On Friday evening, Padmé carefully washes her face free of its white powder and red highlights, squeezes Sabé's shoulder in farewell and thanks as they switch places, and slips out a side door of the palace to lose herself in the crowds of people heading home after a long day of work.
Her parents’ house is a good half-hour’s walk away but the weather is beautiful, so she takes her time on the familiar route, stopping to smell flowers in window boxes and to enjoy the cool breeze on skin mercifully free of heavy draped cloth.
Padmé is the last to arrive, and has to endure some friendly ribbing from her sister Sola, four months pregnant and impatient for dinner.

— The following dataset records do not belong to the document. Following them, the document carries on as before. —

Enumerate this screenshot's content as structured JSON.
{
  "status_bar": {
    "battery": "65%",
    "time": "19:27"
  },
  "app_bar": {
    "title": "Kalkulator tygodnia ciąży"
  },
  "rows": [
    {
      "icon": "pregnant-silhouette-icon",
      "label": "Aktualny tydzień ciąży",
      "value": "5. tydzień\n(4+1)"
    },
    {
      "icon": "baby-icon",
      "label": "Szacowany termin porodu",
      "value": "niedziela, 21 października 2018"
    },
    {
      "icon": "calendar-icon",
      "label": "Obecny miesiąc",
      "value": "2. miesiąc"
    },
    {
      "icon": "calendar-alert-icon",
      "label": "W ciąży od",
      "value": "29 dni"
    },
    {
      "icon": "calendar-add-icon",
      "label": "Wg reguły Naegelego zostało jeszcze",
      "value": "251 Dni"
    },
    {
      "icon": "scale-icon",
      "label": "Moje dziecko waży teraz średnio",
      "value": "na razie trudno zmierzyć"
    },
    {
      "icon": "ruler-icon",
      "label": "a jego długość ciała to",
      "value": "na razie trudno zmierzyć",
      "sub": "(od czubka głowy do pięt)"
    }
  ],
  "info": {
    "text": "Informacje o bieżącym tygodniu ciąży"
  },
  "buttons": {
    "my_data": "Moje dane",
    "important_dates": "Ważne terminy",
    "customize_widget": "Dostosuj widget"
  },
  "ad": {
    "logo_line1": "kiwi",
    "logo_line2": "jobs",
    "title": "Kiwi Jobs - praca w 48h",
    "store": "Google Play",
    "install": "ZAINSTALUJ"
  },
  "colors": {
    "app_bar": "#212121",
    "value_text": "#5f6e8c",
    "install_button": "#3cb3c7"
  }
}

The sun’s last rays stream softly through the window as the Naberrie family gathers around the table. Padmé’s mother lights the candles, and then covers her eyes to recite the blessing. Padmé closes her eyes as well. She feels Sola catch her hand on one side, and reaches out for her father on the other. He pulls her close, and she sighs, letting her worries about the state of the planet drain away.

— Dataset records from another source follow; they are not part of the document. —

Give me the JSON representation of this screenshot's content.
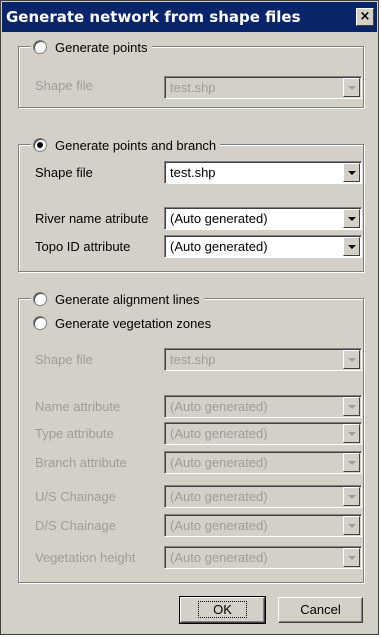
{
  "window": {
    "title": "Generate network from shape files",
    "close_label": "×"
  },
  "group_points": {
    "radio_label": "Generate points",
    "selected": false,
    "shape_file_label": "Shape file",
    "shape_file_value": "test.shp"
  },
  "group_points_branch": {
    "radio_label": "Generate points and branch",
    "selected": true,
    "shape_file_label": "Shape file",
    "shape_file_value": "test.shp",
    "river_name_label": "River name atribute",
    "river_name_value": "(Auto generated)",
    "topo_id_label": "Topo ID attribute",
    "topo_id_value": "(Auto generated)"
  },
  "group_alignment": {
    "radio_alignment_label": "Generate alignment lines",
    "radio_vegetation_label": "Generate vegetation zones",
    "shape_file_label": "Shape file",
    "shape_file_value": "test.shp",
    "fields": [
      {
        "label": "Name attribute",
        "value": "(Auto generated)"
      },
      {
        "label": "Type attribute",
        "value": "(Auto generated)"
      },
      {
        "label": "Branch attribute",
        "value": "(Auto generated)"
      },
      {
        "label": "U/S Chainage",
        "value": "(Auto generated)"
      },
      {
        "label": "D/S Chainage",
        "value": "(Auto generated)"
      },
      {
        "label": "Vegetation height",
        "value": "(Auto generated)"
      }
    ]
  },
  "buttons": {
    "ok_label": "OK",
    "cancel_label": "Cancel"
  },
  "colors": {
    "titlebar": "#0a246a",
    "dialog_face": "#d4d0c8",
    "disabled_text": "#9d9d9d"
  }
}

Her father pours wine for the family, with the exception of Sola, who makes a face at the berry juice in her glass. Together, they raise their glasses and sing the blessing over the wine, Sola’s clear soprano mixing beautifully with their father’s resonant bass. Padmé herself can barely hold a tune, and her mother isn’t much better, but they still pray with loud enthusiasm and gratitude.
Padmé sips her wine and savors the sweetness on her tongue. It’s one of her favorites, made from the fruit of a local vineyard. She always prefers Naboo wines to those imported from offworld - they taste of home in a way that the others don’t.

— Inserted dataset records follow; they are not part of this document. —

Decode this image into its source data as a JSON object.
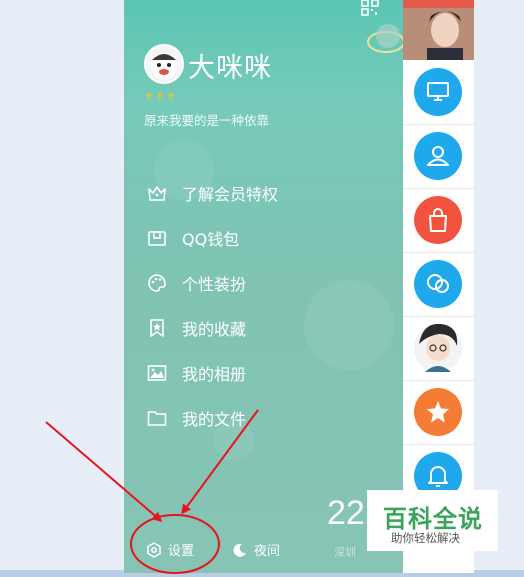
{
  "profile": {
    "nickname": "大咪咪",
    "signature": "原来我要的是一种依靠",
    "level_badges": [
      "☀",
      "☀",
      "☀"
    ]
  },
  "menu": [
    {
      "icon": "crown-icon",
      "label": "了解会员特权"
    },
    {
      "icon": "wallet-icon",
      "label": "QQ钱包"
    },
    {
      "icon": "palette-icon",
      "label": "个性装扮"
    },
    {
      "icon": "bookmark-star-icon",
      "label": "我的收藏"
    },
    {
      "icon": "photo-album-icon",
      "label": "我的相册"
    },
    {
      "icon": "folder-icon",
      "label": "我的文件"
    }
  ],
  "weather": {
    "value": "22",
    "sub": "深圳"
  },
  "footer": {
    "settings_label": "设置",
    "night_label": "夜间"
  },
  "right_strip": [
    "photo-avatar",
    "desktop-icon",
    "contacts-icon",
    "shopping-bag-icon",
    "chat-bubbles-icon",
    "cartoon-avatar",
    "star-icon",
    "bell-icon"
  ],
  "watermark": {
    "title": "百科全说",
    "subtitle": "助你轻松解决"
  },
  "colors": {
    "drawer_top": "#5bc6b4",
    "drawer_bottom": "#87c4b4",
    "accent_blue": "#1fa9ec",
    "accent_red": "#f2533e",
    "accent_orange": "#f47c34",
    "annotation_red": "#e8141b",
    "watermark_green": "#3aa55a"
  }
}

Sola plucks the cover off of the challah with a dramatic flourish, and curtseys at Padmé’s obliging applause. Padmé is the first to reach out and tear off a chunk. The yeast-y, egg-y scent fills her nose, and she smiles.
They pray once more, giving thanks for the bread from the earth, and then Padmé stuffs the challah into her mouth, starving after a long day of meetings with various heads of state. Her mother tsks at her lack of manners, but after a full week of diplomatic meals requiring more silverware than Padmé had realized the palace even owned, she needs a break from proper decorum.
As they settle down for dinner, Padmé allows herself to relax fully. She has no official duties to perform here, no facade to maintain. Nothing to do but enjoy her day of rest in the company of her family.